Ну вот, всё, тихо, вы знаете, как пахнет окончательная, бесповоротная тишина? Она пахнет мокрой штукатуркой, жареной кониной, и мамиными духами «Красная Москва», откуда в центре Берлина духи? Из памяти, когда из головы вылетает последняя пуля, туда возвращается то, что было до неё, то что было до сорок первого. Я не хотел быть героем, это неудобная профессия, надо всегда стоять на постаменте, в профиль, желательно из гранита, чтобы птицы садились на каску. Я хотел живым, я хотел обратно в Ленинград, к тётке на Фонтанку, напротив Шереметевского садика, которая в сорок первом кричала мне на перроне Финляндского вокзала, «Вася, надень шарф! Под этим твоим Сталинградом приличные мальчики не ходят с голым горлом!». Тётка, успокойся, горло целое, осколок попал чуть ниже. Я ведь, считай, заговорённый был, прошёл Синявинские высоты, тонул на Невском пятачке, там земля была перемешана со свинцом так, что если бросить горсть в воду, она тонула вместе с песком. Зимой сорок второго я на Фонтанке выменял папины золотые часы на банку оливок, чтобы сварить суп, мы выжили, нас сто граммов блокадного хлеба не убили, с целлюлозой и хвойной пылью. А тут, Берлин, четыре года, на пузе, пешком, от самого Пулково, по грязи, которая выше колена, в обнимку с пулемётом, который тяжелее моего будущего, доползти до Рейхстага. Большое, серое здание, похожее на Витебский вокзал, только купол разбитый, осталось три ступени, три, я уже чувствовал вкус победного спирта, с привкусом сахара. И тут из подвала выходит немец, Фольксштурм, мальчик, пятнадцать лет, куртка с чужого плеча, каска сползает на нос, из носа течёт. В руках фаустпатрон тяжёлый, мальчишку качает от голода, наш, Ленинградский голод, я по походке узнаю, за версту. У него в глазах ужас, у меня в глазах четыре года войны и девятьсот дней блокады. Я мог его срезать, автомат ППШ, великая вещь, но я посмотрел на его шмыгающий нос… и вспомнил своего младшего брата Мишку. Который в сорок втором на той же Фонтанке просто уснул на санках, пока мы везли воду от проруби, и не... проснулся. За секунду до конца войны мне стало жалко этого немецкого "Мишку". Я решил сказать ему, «Высморкайся, дурак, и иди к маме», он не понял по-русски, он нажал на гашетку, от страха, вспышка, боль, темнота.
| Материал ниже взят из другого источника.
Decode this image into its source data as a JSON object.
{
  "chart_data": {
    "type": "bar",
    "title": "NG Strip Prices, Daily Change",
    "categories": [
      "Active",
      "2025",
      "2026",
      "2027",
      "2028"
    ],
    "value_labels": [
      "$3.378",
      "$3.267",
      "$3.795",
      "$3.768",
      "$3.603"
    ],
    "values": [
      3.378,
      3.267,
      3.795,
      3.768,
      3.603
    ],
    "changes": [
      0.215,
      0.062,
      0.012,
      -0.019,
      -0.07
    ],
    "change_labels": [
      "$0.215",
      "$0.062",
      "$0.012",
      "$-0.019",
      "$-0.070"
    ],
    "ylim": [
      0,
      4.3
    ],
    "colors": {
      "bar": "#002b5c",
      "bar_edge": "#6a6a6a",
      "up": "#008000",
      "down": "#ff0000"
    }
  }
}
(Человек на сцене резко замолкает, делает длинную, тяжёлую паузу, на его абсолютно каменном лице не двигается ни один мускул, но взгляд медленно опускается со стены и впивается прямо в глаза зрителям первого ряда. Он делает один короткий шаг вперёд, нарушая театральную дистанцию, и продолжает говорить тем же монотонным, глухим голосом, но теперь лично каждому в зале.)

И вот тут… по законам драматургии, я должен красиво упасть, или красиво раствориться в темноте. Чтобы вы в зале тихонько поплакали, вытерли слёзы театральной програмкой, а потом пошли в гардероб за своими пальто. Но на ступенях Рейхстага тридцатого апреля сорок пятого года никакой драматургии не было, там было сыро, пахло пороховой гарью и тухлой водой из пробитого водопровода. Умирать там в двадцать один год, было не красиво, было страшно, и до безумия обидно. Я ведь вижу вас, всех вас, от первого ряда до балкона, вы сидите в этом тёплом, безопасном зале. Кресла мягкие, у кого-то в кармане вибрирует смартфон, кто-то думает, успеет ли до закрытия метро, вы пришли посмотреть на «художественное чтение». Для вас эта война просто параграф в учебнике истории с круглой датой, декорация на заднем плане. А для меня эти три ступени были осязаемыми, холодными, из серого, щербатого бетона. И кровь на них была настоящей, моей, не бутафорской, её нельзя было смыть после того, как закроется занавес. Ладно давайте завершим этот монолог до конца.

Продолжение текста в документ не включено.